Local vs. ‘International’ Literature

What author Anant Kunda has to say about “international” literature in India has echoes in modern Arabic (international) literature.

Hans Dembowski: Who is the audience of Indian authors that write international bestsellers?

Anant Kumar: Well, on the Indian subcontinent, there is only a small stratum of society that has a sufficient command of English to read these books in their original version.

India’s literature-in-the-trenches, then, is not the literature of Aravind Adiga, Arundhati Roy or Shashi Tharoor, who are writing in English for “world” audiences—which I assume means audiences in the U.S. and U.K.

I have since lost track of it, but I’m searching for a piece where an Egyptian book critic stated that “all” Egyptian authors are aiming primarily at foreign audiences, writing (merely) in the hopes of being translated.

This is not quite what Safaa Ennagar claims about Egyptian literature in Banipal 25, where she says that: “It is a literature of the ‘ghetto’ that neither affects, nor is affected by, social and political movements.” But the criticisms are similar.

Mekkawi Said’s Cairo Swan Song (2007 Arabic; 2009 English) seems to play with this issue. Swan Song’s protagonist is working with an American woman to create a documentary about Cairo’s homeless children. Will this documentary help homeless children, or merely entertain foreigners with scenes of glue-huffing street kids? Does Cairo Swan Song somehow address Cairo’s ills, or does it entertain foreigners…with scenes of glue-huffing street kids?

Still, for all the book’s flaws (it tries, like my husband, to be in too many places at once), I think Cairo Swan Song is conscious of these issues, and is trying to grapple with a real, live Egyptian audience. Surely Said also wanted a world audience, but the book is affected by “social and political movements.”
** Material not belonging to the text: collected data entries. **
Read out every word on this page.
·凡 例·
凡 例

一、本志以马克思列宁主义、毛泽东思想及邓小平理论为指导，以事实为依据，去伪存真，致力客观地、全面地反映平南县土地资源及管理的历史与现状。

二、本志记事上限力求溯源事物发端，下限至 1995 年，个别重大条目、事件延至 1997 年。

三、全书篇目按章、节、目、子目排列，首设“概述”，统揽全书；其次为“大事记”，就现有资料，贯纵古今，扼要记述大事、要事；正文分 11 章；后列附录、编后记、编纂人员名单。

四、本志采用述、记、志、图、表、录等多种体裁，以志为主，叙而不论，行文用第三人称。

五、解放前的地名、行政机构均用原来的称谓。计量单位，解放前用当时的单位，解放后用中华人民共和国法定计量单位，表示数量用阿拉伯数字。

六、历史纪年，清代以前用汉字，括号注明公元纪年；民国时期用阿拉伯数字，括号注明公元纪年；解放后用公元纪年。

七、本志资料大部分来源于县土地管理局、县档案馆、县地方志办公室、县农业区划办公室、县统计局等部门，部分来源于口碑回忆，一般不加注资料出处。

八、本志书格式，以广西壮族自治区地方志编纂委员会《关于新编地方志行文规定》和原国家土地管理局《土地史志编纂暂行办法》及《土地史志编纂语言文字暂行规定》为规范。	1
Another recent book that speaks to Egyptians is Khaled al-Khamissi’s Taxi (2007 Arabic; 2008 English). This book has its flaws—or lost opportunities—but is delightful to read and hits Cairo right in her meaty, beating heart.

And do I have to mention Alaa el-Aswany’s The Yacoubian Building?

Still, these three authors have all been translated into English and have achieved a good deal of acclaim (particularly the last gentleman). Why shouldn’t other authors want this acclaim? And what’s wrong with an “international” audience?

I suppose my question is: Is there a such thing as an “international” audience? Sure, there are books that break down boundaries and can be read anywhere and at any time. But how often is “international” audience code for a “U.S. and European” audience? If Egyptian authors speak directly to these (wealthy, Western) readers, and ignore the potential readers here in Egypt….

*For the record, I would like to note that I am a hypocrite, because next month I will start teaching a creative-writing workshop here in Cairo. In English.